Когда улетают журавли | страница 13
Все уже спало, только коростель-полуночник трещал одиноко и позабыто, да какая-то нестрогая мать-перепелка безвольно уговаривала детей: «Спать-спать-спать».
— Уснут, а их лиса съест, — сказал я.
— Жалко птах, — согласился Раздолинский, — но ведь лисе чего-то есть все равно надо.
«Нет, ему не жалко перепелок, — подумал я. — Было бы жалко, так бы не сказал».

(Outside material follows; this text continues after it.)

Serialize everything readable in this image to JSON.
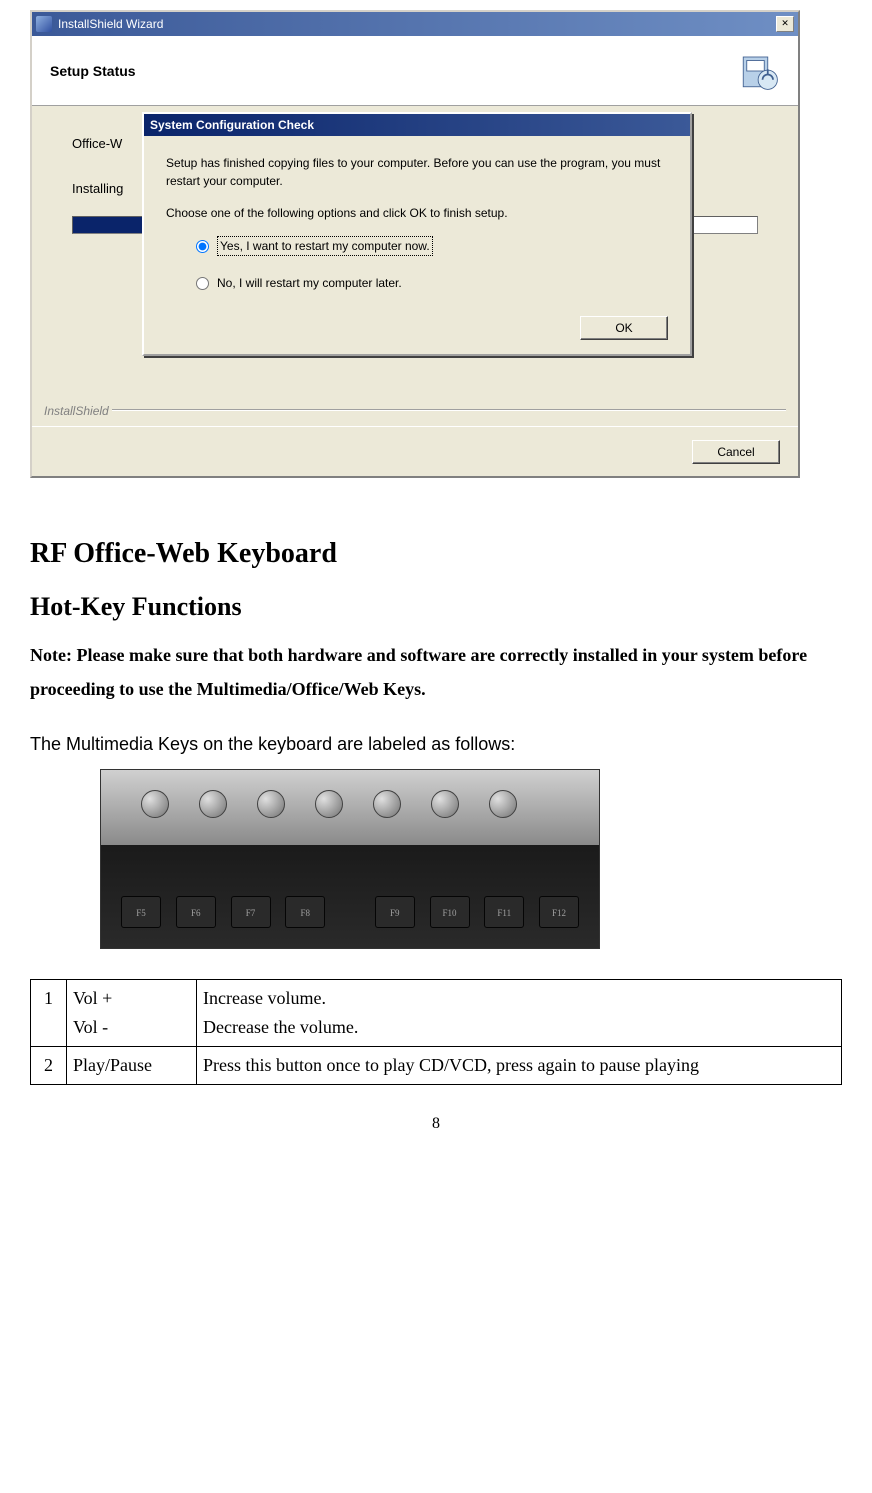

Вон Кольке Кроликову какая на днях порка была! Полдеревни сбежалось, бабы насилу отняли Кольку от его матери — и ведь через его же паскудство ему досталось: к Поповым в огуречник залез, а там ни одного огурца еще, только завязь. Так Колька со зла давай по грядке кататься, что лошадь после работы. Выкатал ботву, на год Поповых без огурцов оставил.
— Дядя Ваня, почему он злой? — спросил я тогда у Раздолинского.
— Он не злой, — сказал Раздолинский, подумав. — Он обиженный. Его мать часто колотит.
— Так огурцы-то вымял…
— Что — огурцы?.. Бьют его — вот и огурцы.
— А ты заступись, — сообразил я. — Не жалко, что ли, когда бьют?
— Жалко? — спросил он вроде сам себя и, махнув рукой, пошел к дому, потом обернулся, добавил: — Ты бы со старшими… повежливей.
— Заступись за Кольку, — твердил я свое. — Знаешь, а не заступишься. — Но он не слушал, уходил.
— Иван Григорьевич! Сережа! — заметалась между нами Лида Румянцева, и ко мне: — Обидел Ивана Григорьевича. Эх ты, нашел кого жалеть… Он же тебя чуть не утопил. Мне вчера в молоко навозу накидал. Приготовила телятам, а он…
Она присела передо мной на корточки, щеки мои в прохладные ладони взяла, снизу заглядывала в глаза, а я не отворачивался, вплотную разглядывал ее лицо, словно цветную картинку в книжке. Лоб округлый, белый, как свеженаметенная горка, а щеки — все тот же снежок, только при морозном закате. Ресницы что камышинки, взмахивают, даже, кажется, ветерок от них исходит.
— Сереженька, басенький, попроси у Ивана Григорьевича прощения, ну, попроси!
— Ага, ладно, — согласился я.
Да разве я не выполню ее желание! Она любила Раздолинского, а я — ее. Любил — и крышка, и что хочешь со мной, то и делай.
И вот теперь, на угорчике, я все хотел пересилить себя, выполнить Лидину просьбу, да опять… перепелки: «Ему все равно, что Колька, что перепелки, что лиса с Варькой», — думал я.
— Лида сказала, чтоб я у тебя прощения попросил… ну, из-за Кольки.
— Ну и что же?..
— Неохота.
Раздолинский уставил на меня свои смоляные глаза и после долгого молчания как-то глухо, с придыхом сказал:
— Дай тебе бог, чтоб, когда вырастешь, остался таким же. Но я тебе не завидую, малыш. Не-ет, не завидую.